You seem to have used $P(D\mid I^\complement)\stackrel?=1-P(D\mid I)$. That's not true in general. You can treat $P(D\mid I)$ like a probability for $D$, so $P(D^\complement\mid I)=1-P(D\mid I)$, but you can't do the same thing with the condition: The probability that I eat cereal tomorrow if it rains isn’t the complement of the probability that I eat cereal tomorrow if it doesn’t rain; it’s the complement of the probability that I don’t eat cereal tomorrow if it rains.

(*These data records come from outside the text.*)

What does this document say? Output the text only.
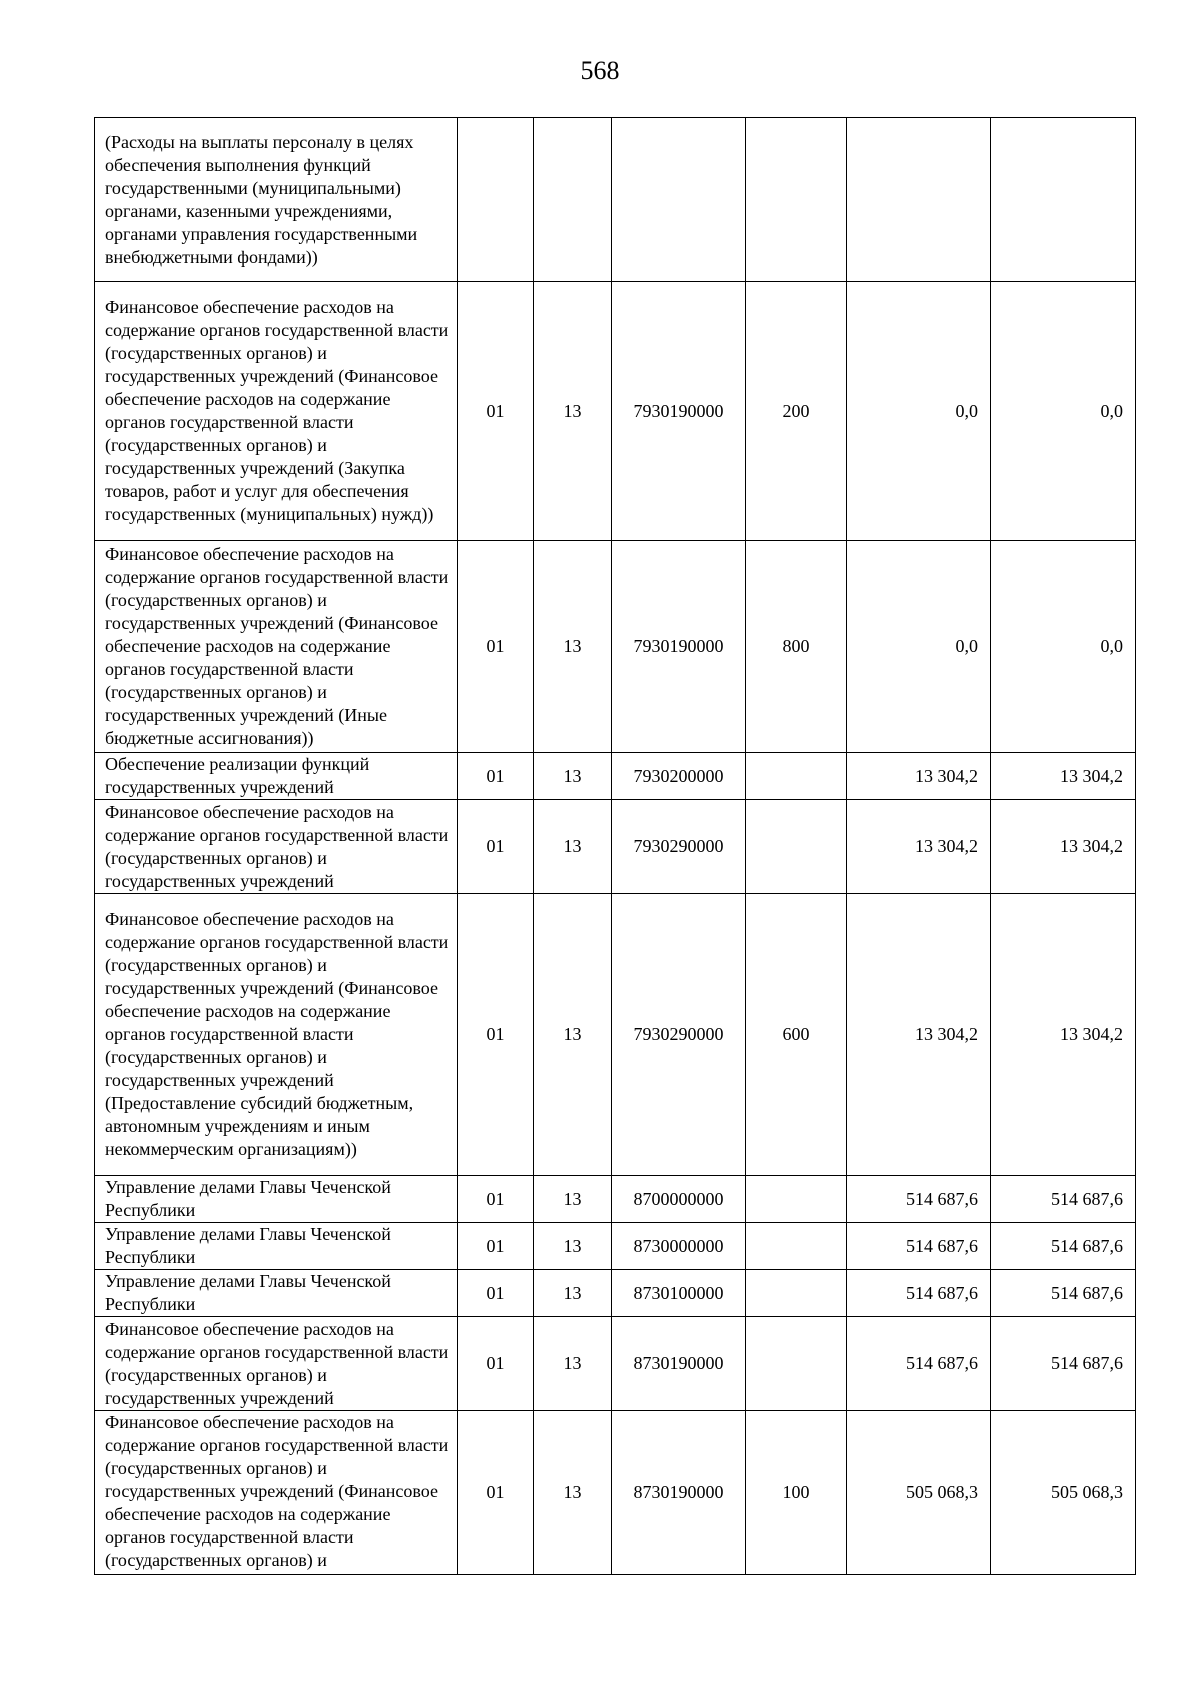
568
(Расходы на выплаты персоналу в целях обеспечения выполнения функций государственными (муниципальными) органами, казенными учреждениями, органами управления государственными внебюджетными фондами))						
Финансовое обеспечение расходов на содержание органов государственной власти (государственных органов) и государственных учреждений (Финансовое обеспечение расходов на содержание органов государственной власти (государственных органов) и государственных учреждений (Закупка товаров, работ и услуг для обеспечения государственных (муниципальных) нужд))	01	13	7930190000	200	0,0	0,0
Финансовое обеспечение расходов на содержание органов государственной власти (государственных органов) и государственных учреждений (Финансовое обеспечение расходов на содержание органов государственной власти (государственных органов) и государственных учреждений (Иные бюджетные ассигнования))	01	13	7930190000	800	0,0	0,0
Обеспечение реализации функций государственных учреждений	01	13	7930200000		13 304,2	13 304,2
Финансовое обеспечение расходов на содержание органов государственной власти (государственных органов) и государственных учреждений	01	13	7930290000		13 304,2	13 304,2
Финансовое обеспечение расходов на содержание органов государственной власти (государственных органов) и государственных учреждений (Финансовое обеспечение расходов на содержание органов государственной власти (государственных органов) и государственных учреждений (Предоставление субсидий бюджетным, автономным учреждениям и иным некоммерческим организациям))	01	13	7930290000	600	13 304,2	13 304,2
Управление делами Главы Чеченской Республики	01	13	8700000000		514 687,6	514 687,6
Управление делами Главы Чеченской Республики	01	13	8730000000		514 687,6	514 687,6
Управление делами Главы Чеченской Республики	01	13	8730100000		514 687,6	514 687,6
Финансовое обеспечение расходов на содержание органов государственной власти (государственных органов) и государственных учреждений	01	13	8730190000		514 687,6	514 687,6
Финансовое обеспечение расходов на содержание органов государственной власти (государственных органов) и государственных учреждений (Финансовое обеспечение расходов на содержание органов государственной власти (государственных органов) и	01	13	8730190000	100	505 068,3	505 068,3
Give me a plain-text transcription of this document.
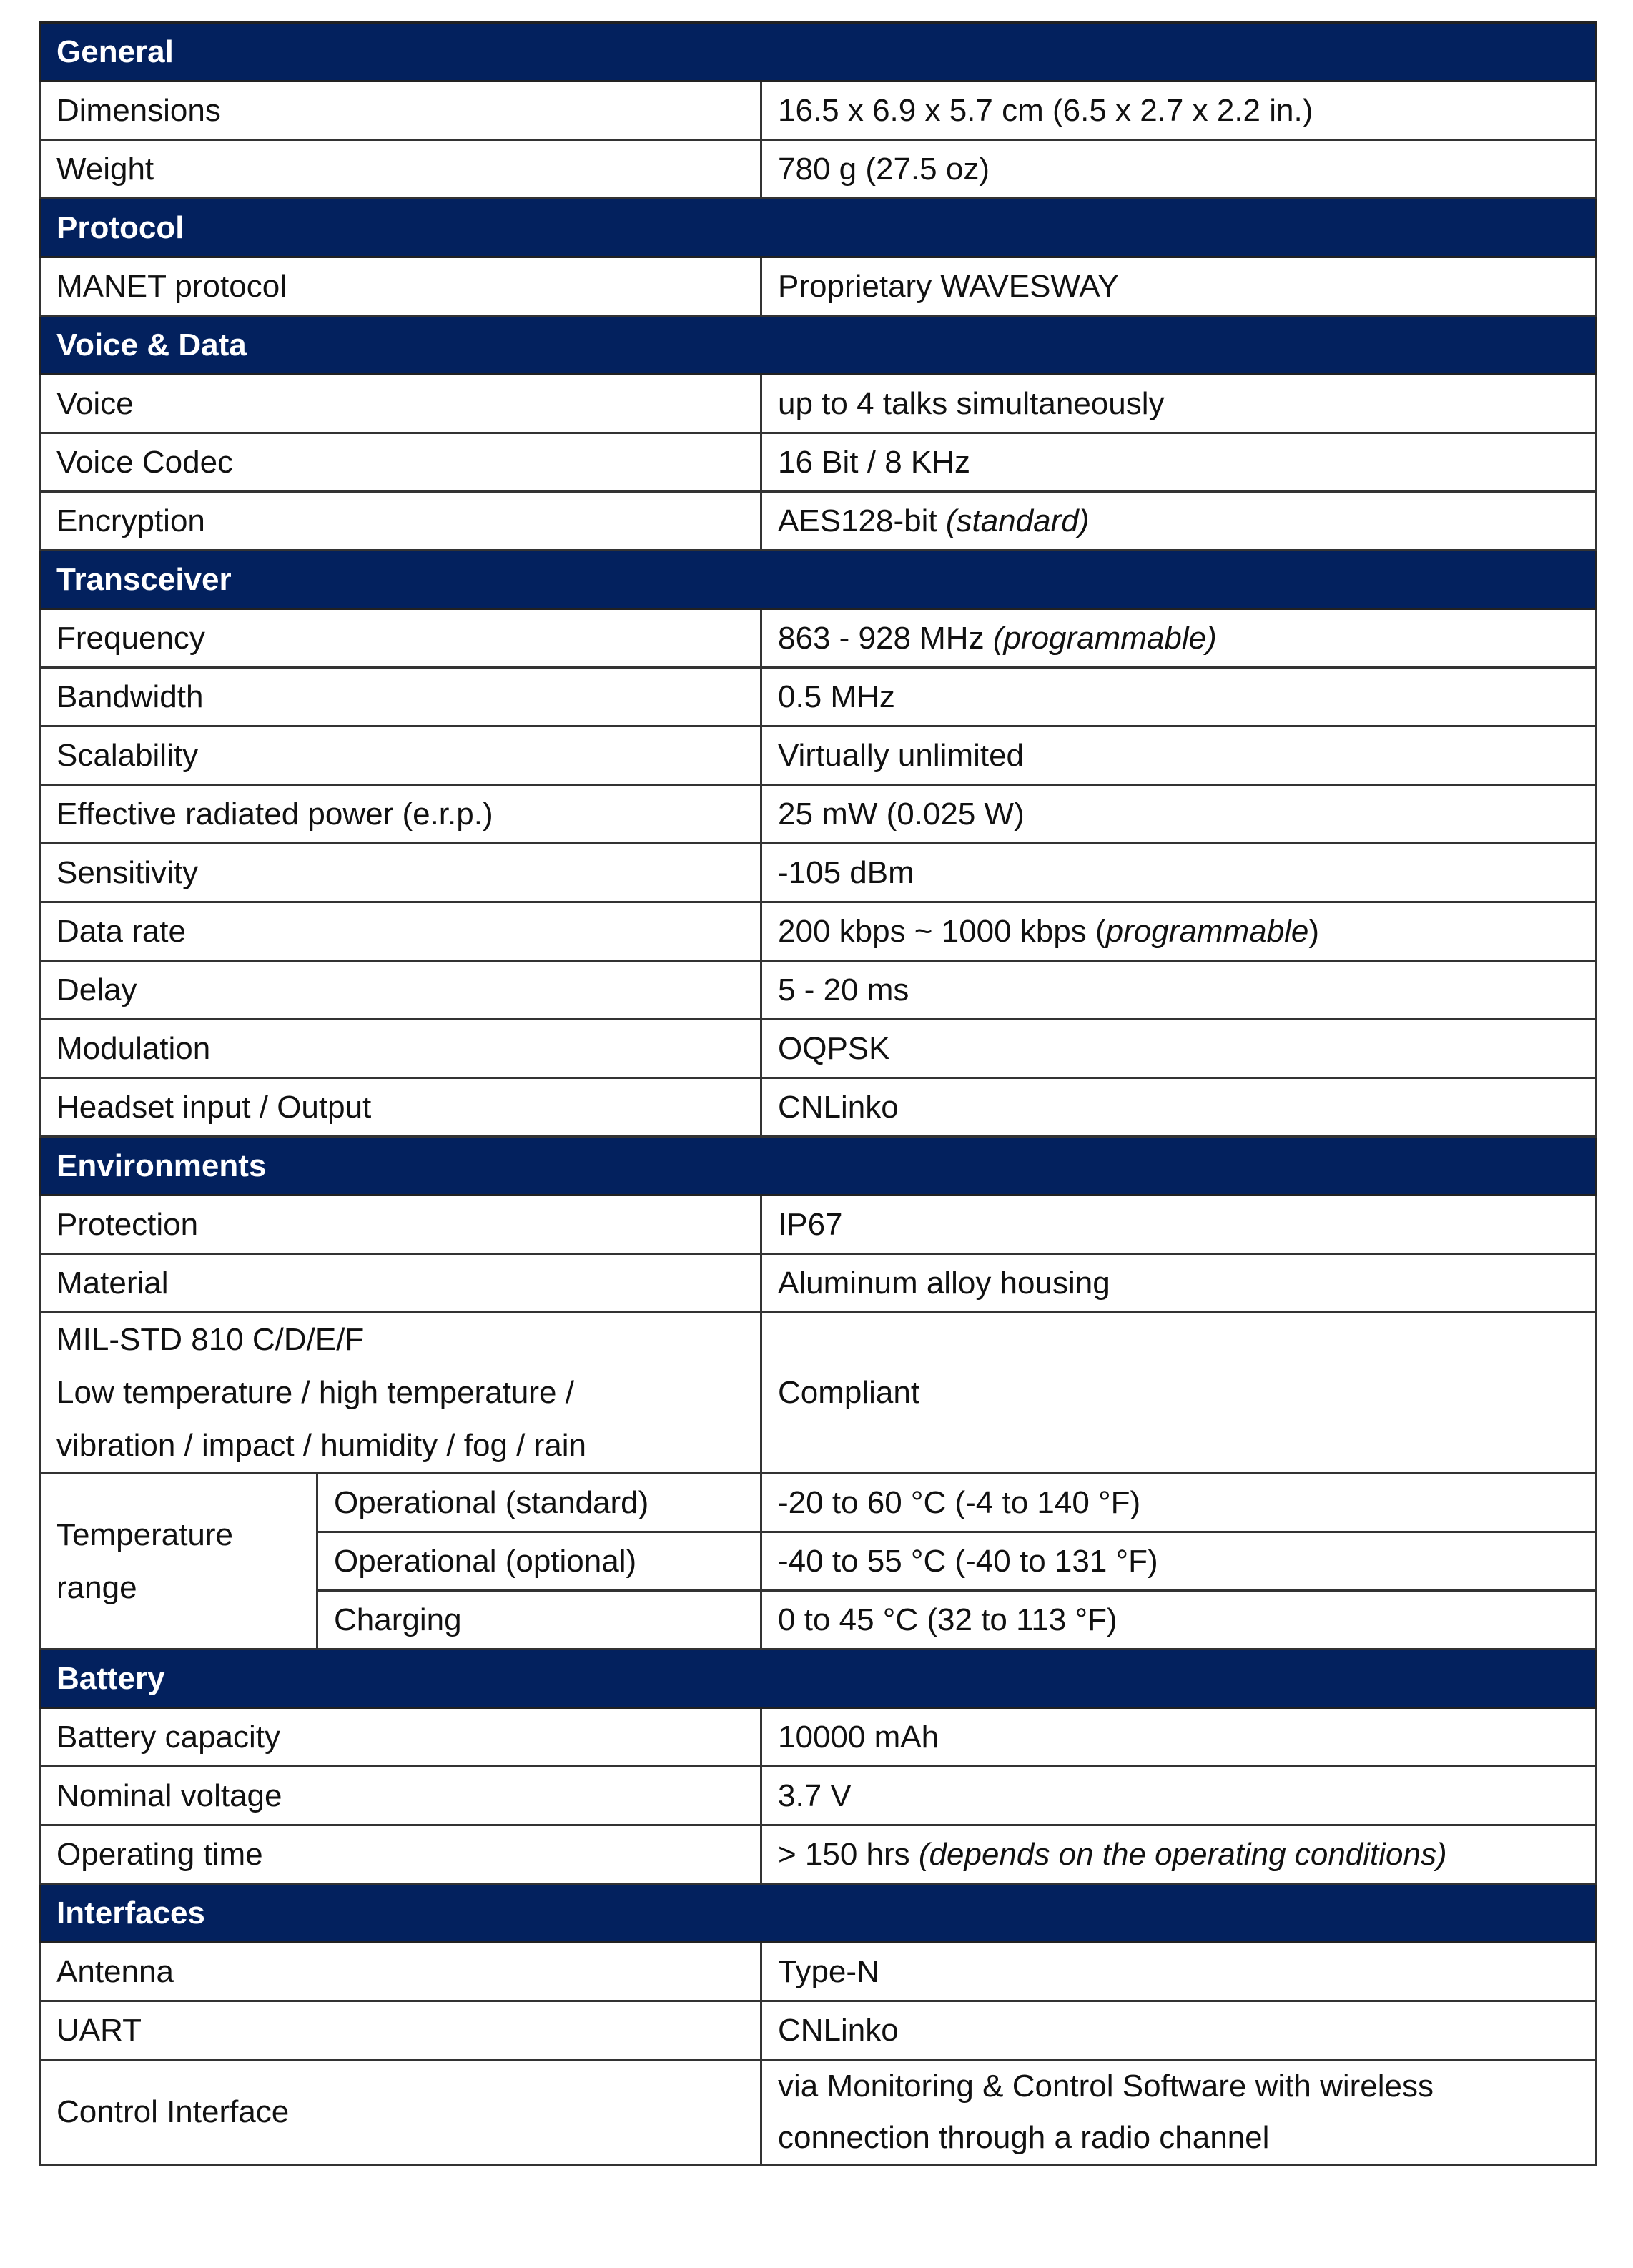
General		
Dimensions		16.5 x 6.9 x 5.7 cm (6.5 x 2.7 x 2.2 in.)
Weight		780 g (27.5 oz)
Protocol		
MANET protocol		Proprietary WAVESWAY
Voice & Data		
Voice		up to 4 talks simultaneously
Voice Codec		16 Bit / 8 KHz
Encryption		AES128-bit (standard)
Transceiver		
Frequency		863 - 928 MHz (programmable)
Bandwidth		0.5 MHz
Scalability		Virtually unlimited
Effective radiated power (e.r.p.)		25 mW (0.025 W)
Sensitivity		-105 dBm
Data rate		200 kbps ~ 1000 kbps (programmable)
Delay		5 - 20 ms
Modulation		OQPSK
Headset input / Output		CNLinko
Environments		
Protection		IP67
Material		Aluminum alloy housing
MIL-STD 810 C/D/E/F
Low temperature / high temperature /
vibration / impact / humidity / fog / rain		Compliant
Temperature
range	Operational (standard)	-20 to 60 °C (-4 to 140 °F)
	Operational (optional)	-40 to 55 °C (-40 to 131 °F)
	Charging	0 to 45 °C (32 to 113 °F)
Battery		
Battery capacity		10000 mAh
Nominal voltage		3.7 V
Operating time		> 150 hrs (depends on the operating conditions)
Interfaces		
Antenna		Type-N
UART		CNLinko
Control Interface		via Monitoring & Control Software with wireless
connection through a radio channel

$P(M\mid D)\stackrel?=P(M\mid I)P(I\mid D)$ is also not true in general. What’s true in general is

$$ P(M\mid D)=P(M\mid I,D)P(I\mid D)+P(M\mid I^\complement,D)P(I^\complement\mid D)\;. $$

In the present case, though, you could argue that $P(M\mid I^\complement,D)=0$, since you’re certain not to die of the disease if you’re not infected; that would yield

$$ P(M\mid D)=P(M\mid I,D)P(I\mid D)\;. $$

This is equal to what you used if $P(M\mid I,D)=P(M\mid I)$. That’s a rather unplausible assumption, though; presumably mortality and detection are both correlated to the severity of the symptoms. More plausibly, you could say that what you can actually estimate from the data isn’t $P(M\mid I)$ but $P(M\mid I,D)$, so you might want to change your assumption to $P(M\mid I,D)=0.03$.

That still leaves the problem that you need $P(D\mid I^\complement)$, which is independent of the data you’ve assumed so far.